Зимой сорок второго года Нелька много работала, ползая и бегая по подмосковным прославленным полям. Проявляя неустанный героизм, шибко застудилась патриотка, набухли у нее буйные, никем еще как следует не размятые, дитем не рассосанные груди, и она попала в хитренький госпиталь-отстойник для детей призывного возраста, медицинских военных, политических светил и воротил, уютно спрятанный в старой дворянской усадьбе под Малоярославцем. Вот где к месту пришелся ее крутой, обмужичившийся характер, умение держать твердую оборону. Мужички-тыловички отъелись в хитром заведении, считали, что грудь и все прочее у бабы, да еще у военной, да еще такой ладной, – болеть и ныть может только по причине отсутствия массажа и любовных объятий, насылались с услугами, припирали, покоя не давали. С недолеченной грудью пришлось покинуть госпиталек. С тех пор Нелька не снимает с себя теплую безрукавку. С тех пор знает также, что детей у нее никогда не будет, – застужена не только грудь, вся эта ненаклончивая девка или баба навсегда уже подшиблена войной.

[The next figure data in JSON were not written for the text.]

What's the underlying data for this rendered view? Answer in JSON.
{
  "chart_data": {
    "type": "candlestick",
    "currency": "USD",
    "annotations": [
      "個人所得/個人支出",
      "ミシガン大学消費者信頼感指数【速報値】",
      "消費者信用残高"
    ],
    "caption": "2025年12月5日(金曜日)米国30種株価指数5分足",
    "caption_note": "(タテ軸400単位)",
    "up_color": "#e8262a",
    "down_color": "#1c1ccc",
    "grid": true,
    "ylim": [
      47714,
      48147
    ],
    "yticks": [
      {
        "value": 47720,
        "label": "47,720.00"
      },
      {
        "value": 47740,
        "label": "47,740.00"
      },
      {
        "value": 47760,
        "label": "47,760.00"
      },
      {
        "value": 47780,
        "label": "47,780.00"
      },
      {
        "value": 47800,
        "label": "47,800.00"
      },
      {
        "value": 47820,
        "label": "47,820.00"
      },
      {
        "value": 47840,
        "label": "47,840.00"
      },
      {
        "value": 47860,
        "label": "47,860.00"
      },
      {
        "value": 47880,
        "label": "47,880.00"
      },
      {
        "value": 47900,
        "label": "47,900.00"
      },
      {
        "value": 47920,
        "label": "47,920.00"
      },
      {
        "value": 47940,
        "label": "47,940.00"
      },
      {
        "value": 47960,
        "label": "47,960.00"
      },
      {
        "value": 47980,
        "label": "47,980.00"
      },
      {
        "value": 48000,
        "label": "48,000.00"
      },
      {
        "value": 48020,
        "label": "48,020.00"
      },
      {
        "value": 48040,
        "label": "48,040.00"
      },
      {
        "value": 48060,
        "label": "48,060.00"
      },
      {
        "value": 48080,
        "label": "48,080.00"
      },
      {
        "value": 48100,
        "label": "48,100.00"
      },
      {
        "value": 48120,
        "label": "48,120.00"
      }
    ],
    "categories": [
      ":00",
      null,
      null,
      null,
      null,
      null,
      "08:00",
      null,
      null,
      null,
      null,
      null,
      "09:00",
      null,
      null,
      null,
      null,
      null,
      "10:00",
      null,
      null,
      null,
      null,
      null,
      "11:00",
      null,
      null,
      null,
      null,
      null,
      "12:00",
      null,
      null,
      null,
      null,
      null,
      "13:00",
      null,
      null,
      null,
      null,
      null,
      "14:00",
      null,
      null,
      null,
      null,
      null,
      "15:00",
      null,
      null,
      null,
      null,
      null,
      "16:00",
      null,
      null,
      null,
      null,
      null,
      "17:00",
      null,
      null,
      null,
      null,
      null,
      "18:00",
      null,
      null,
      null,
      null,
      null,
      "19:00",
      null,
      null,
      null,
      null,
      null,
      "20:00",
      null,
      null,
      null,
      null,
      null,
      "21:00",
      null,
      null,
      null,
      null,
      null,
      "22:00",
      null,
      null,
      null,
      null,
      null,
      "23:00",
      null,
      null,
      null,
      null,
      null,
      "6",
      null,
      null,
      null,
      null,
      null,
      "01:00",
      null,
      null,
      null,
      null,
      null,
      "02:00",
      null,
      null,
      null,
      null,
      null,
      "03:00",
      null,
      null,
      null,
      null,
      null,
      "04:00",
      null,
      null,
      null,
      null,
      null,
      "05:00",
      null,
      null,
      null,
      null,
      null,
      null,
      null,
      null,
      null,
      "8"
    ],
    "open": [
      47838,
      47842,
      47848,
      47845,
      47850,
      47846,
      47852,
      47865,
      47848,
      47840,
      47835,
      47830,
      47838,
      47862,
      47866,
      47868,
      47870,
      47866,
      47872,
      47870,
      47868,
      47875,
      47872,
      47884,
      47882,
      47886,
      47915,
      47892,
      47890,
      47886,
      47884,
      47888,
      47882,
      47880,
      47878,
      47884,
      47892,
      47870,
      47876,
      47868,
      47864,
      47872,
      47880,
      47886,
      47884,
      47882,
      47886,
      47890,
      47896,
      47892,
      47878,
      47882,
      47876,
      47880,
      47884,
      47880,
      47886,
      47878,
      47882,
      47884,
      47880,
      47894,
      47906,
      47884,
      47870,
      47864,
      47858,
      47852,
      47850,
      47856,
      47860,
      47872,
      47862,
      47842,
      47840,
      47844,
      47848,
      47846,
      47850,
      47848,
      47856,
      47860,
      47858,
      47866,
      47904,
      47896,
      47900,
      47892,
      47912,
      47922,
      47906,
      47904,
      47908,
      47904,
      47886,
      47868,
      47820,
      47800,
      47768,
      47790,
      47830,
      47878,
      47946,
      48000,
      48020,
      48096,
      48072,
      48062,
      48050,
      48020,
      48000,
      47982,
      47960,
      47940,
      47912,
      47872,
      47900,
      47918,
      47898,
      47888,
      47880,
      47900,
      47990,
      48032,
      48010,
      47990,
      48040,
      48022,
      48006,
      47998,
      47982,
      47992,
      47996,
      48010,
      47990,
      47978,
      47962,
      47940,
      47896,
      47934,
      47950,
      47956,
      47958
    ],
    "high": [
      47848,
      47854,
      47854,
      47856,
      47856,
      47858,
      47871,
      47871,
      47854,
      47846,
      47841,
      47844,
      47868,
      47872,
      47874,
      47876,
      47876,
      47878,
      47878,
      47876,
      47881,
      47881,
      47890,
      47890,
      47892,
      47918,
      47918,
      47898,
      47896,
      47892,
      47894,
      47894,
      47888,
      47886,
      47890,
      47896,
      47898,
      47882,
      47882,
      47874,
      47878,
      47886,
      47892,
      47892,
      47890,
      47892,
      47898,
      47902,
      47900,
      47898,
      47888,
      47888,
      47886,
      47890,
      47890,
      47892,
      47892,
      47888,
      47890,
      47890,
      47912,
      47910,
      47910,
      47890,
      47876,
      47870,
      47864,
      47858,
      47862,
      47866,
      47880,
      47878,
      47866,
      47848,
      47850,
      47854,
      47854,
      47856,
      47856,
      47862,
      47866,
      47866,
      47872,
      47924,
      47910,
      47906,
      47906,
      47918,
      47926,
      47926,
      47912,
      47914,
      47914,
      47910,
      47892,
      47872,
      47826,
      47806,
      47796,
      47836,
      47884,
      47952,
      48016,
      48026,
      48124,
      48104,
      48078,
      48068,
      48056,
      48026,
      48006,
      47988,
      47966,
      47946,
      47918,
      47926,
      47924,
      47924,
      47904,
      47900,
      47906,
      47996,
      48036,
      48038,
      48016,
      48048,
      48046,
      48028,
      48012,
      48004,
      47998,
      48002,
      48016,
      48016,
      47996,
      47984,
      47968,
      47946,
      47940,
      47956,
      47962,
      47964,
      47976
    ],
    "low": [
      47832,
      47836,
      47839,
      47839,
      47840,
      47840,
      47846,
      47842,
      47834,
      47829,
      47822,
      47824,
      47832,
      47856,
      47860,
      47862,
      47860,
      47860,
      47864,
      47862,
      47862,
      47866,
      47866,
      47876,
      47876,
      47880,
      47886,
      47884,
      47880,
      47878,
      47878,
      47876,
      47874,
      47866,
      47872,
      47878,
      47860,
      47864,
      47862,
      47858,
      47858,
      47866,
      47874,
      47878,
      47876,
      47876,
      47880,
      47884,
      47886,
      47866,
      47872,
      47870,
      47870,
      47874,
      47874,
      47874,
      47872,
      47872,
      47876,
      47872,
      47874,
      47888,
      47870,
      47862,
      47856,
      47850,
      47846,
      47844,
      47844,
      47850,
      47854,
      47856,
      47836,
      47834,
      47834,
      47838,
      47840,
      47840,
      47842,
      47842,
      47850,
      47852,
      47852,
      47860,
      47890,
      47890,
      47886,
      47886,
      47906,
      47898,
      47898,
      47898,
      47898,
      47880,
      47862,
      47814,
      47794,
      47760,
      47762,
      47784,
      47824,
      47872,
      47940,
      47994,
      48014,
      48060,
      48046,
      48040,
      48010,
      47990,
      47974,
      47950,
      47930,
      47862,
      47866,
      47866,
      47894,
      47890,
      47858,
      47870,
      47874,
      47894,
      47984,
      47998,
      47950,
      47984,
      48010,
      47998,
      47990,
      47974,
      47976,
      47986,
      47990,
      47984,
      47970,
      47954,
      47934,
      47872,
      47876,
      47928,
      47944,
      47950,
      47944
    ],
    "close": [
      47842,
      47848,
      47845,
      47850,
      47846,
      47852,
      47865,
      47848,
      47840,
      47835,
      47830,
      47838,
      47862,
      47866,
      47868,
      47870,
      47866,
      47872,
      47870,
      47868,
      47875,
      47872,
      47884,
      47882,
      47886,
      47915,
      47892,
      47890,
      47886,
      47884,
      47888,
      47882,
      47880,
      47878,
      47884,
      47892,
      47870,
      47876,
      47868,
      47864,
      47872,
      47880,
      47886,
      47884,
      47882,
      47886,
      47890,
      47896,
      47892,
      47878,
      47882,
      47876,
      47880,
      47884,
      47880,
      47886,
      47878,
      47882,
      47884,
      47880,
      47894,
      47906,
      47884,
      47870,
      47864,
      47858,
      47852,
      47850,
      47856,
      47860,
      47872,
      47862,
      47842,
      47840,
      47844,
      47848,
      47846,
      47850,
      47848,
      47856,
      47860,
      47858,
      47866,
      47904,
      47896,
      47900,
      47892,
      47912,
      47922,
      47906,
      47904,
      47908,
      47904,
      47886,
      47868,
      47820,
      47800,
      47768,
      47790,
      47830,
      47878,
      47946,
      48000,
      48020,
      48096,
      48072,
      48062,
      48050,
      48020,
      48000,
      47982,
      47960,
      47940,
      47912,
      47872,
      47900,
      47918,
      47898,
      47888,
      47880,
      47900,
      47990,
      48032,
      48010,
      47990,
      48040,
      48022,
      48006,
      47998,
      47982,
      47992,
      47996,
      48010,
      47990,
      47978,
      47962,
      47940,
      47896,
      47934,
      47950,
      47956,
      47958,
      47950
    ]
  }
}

Так что всякие наставления, угрозы Нельке все равно, что жужжание мухи перед лицом, – отмахнется и пошла дальше работать. Обид, унижений, пересудов и судов перетерпела она столько, что научилась уже и не слышать их. Самые горькие обиды пережила она от своих же военных подруг и самые жгучие слезы пролила по причине их. Выделенно жила под сердцем ее одна неизбывная обида. Потеряв свою часть под Москвой, Нелька с девчоночьим пополнением, беспечно-визгливым, взвинченным, двигалась в эшелоне под Сталинград. Дорогу ту вспоминать и смех, и грех. Двигались спешно, почти без остановок. Но едут-то сикухи же, им на улку надо. Иные воду пить перестали, горят-перегорают, в себе затаившись, иные норовят ночью в приоткрытые двери свеситься – по эшелону слух: вывалилась одна девушка, в куски ее…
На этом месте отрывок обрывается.